The Guardian (One of the UK's leading newspapers), July 21, 2012
Posted: July 31st, 2012
http://www.guardian.co.uk/business/2012/jul/21/offshore-weal...

The world's super-rich have taken advantage of lax tax rules to siphon off at least $21 trillion, and possibly as much as $32tn, from their home countries and hide it abroad a sum larger than the entire American economy. James Henry, a former chief economist at consultancy McKinsey and an expert on tax havens, has conducted groundbreaking new research for the Tax Justice Network campaign group sifting through data from the Bank for International Settlements (BIS), the International Monetary Fund (IMF) and private sector analysts to construct an alarming picture that shows capital flooding out of countries across the world and disappearing into the cracks in the financial system. "This offshore economy is large enough to have a major impact on estimates of inequality of wealth and income; on estimates of national income and debt ratios; and most importantly to have very significant negative impacts on the domestic tax bases of 'source' countries," Henry says.
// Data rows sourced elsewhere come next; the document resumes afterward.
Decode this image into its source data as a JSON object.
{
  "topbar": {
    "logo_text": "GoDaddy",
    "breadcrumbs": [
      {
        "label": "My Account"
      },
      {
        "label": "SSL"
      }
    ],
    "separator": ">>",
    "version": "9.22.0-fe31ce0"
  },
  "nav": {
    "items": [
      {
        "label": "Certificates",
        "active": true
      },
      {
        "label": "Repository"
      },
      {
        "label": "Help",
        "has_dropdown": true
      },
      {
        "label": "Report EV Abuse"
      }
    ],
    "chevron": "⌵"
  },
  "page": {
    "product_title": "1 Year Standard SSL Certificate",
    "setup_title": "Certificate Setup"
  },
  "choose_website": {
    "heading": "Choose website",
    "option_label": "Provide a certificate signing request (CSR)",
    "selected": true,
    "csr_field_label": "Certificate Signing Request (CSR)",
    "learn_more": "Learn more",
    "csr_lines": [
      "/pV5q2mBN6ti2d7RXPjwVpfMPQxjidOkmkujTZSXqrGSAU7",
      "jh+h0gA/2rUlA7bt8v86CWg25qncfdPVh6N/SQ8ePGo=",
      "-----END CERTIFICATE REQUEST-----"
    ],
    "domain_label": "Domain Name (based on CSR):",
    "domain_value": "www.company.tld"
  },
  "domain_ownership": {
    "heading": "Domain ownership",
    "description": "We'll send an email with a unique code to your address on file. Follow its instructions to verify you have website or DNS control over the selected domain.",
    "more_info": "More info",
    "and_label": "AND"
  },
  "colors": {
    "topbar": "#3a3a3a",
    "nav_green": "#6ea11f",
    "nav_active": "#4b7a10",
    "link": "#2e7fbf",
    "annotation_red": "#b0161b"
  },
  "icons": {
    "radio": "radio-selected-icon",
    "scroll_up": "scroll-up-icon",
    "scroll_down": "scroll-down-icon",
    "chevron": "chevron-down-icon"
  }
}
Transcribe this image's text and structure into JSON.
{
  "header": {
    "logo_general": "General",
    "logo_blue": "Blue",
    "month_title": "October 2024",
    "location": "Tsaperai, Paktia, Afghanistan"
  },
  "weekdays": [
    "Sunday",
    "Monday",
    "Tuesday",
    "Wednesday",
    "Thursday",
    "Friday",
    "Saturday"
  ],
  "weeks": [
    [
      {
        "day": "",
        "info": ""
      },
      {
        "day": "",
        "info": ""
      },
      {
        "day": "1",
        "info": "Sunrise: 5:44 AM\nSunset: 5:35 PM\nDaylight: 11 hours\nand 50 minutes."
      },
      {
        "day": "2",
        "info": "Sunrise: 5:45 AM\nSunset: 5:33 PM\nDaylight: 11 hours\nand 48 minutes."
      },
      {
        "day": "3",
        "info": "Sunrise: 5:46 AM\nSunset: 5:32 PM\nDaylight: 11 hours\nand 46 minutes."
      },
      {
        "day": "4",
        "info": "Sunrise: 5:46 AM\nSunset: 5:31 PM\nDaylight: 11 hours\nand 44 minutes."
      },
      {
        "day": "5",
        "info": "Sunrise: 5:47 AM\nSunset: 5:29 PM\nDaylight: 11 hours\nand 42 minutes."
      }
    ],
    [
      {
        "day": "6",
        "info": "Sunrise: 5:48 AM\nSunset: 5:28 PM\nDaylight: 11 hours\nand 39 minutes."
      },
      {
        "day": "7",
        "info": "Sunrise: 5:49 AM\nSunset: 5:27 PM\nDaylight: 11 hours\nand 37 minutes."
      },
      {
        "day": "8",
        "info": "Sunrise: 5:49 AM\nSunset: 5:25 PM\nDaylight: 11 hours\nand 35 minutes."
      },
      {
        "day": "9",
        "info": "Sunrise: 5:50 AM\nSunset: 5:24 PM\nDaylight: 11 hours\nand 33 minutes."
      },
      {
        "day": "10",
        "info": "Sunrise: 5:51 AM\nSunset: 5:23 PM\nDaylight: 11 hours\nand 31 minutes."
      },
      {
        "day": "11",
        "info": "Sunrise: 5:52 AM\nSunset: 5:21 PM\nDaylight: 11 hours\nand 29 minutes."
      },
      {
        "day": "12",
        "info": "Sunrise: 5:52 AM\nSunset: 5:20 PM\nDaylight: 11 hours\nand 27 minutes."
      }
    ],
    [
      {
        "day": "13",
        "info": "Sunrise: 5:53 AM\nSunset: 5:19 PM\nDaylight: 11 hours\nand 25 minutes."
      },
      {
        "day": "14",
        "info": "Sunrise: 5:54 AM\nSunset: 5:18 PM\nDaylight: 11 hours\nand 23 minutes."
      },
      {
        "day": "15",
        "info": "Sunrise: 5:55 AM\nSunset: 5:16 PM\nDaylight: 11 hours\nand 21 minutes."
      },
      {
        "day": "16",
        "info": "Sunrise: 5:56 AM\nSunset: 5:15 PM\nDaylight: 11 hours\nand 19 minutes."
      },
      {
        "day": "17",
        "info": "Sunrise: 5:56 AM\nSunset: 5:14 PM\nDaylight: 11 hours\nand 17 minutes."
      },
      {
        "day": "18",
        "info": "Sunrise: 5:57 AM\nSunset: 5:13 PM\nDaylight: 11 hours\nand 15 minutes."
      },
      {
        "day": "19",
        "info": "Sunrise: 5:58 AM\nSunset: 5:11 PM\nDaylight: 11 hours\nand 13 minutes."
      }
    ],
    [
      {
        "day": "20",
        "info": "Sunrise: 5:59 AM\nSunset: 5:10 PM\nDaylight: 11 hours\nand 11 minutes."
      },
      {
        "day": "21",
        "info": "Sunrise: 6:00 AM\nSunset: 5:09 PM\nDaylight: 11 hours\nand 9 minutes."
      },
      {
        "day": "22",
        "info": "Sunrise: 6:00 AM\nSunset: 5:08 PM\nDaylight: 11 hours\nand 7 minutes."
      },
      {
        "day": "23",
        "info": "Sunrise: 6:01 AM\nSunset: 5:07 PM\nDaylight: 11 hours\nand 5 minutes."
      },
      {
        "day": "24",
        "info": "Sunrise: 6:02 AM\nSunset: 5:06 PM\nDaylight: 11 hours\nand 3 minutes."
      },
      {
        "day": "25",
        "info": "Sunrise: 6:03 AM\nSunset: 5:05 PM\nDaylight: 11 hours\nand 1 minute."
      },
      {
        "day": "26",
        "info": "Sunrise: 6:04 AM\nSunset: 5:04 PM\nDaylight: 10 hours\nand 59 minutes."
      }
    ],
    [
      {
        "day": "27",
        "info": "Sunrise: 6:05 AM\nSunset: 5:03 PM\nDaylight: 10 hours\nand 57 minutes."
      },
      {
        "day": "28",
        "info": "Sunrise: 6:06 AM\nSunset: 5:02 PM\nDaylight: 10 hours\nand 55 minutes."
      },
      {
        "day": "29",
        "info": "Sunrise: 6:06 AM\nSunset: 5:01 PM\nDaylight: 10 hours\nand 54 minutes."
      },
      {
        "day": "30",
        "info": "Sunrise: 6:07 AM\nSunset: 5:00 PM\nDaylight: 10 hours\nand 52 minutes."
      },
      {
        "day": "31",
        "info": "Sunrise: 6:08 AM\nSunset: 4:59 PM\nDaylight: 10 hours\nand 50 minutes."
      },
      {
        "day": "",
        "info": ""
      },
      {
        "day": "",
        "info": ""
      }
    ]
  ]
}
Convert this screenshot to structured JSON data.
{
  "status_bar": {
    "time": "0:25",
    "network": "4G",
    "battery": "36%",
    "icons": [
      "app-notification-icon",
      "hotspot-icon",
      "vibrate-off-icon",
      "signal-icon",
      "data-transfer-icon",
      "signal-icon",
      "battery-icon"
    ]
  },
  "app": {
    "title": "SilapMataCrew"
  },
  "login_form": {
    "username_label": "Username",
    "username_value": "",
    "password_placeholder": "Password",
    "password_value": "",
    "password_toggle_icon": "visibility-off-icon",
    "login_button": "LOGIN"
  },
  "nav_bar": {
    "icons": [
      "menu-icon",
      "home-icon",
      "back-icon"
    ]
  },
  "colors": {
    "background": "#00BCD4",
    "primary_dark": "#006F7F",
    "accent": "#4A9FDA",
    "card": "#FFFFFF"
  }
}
John Christensen of the Tax Justice Network [commented] "Inequality is much, much worse than official statistics show, but politicians are still relying on trickle-down to transfer wealth to poorer people. This new data shows the exact opposite has happened: for three decades extraordinary wealth has been cascading into the offshore accounts of a tiny number of super-rich." In total, 10 million individuals around the world hold assets offshore, according to Henry's analysis; but almost half of the minimum estimate of $21tn $9.8tn is owned by just 92,000 people.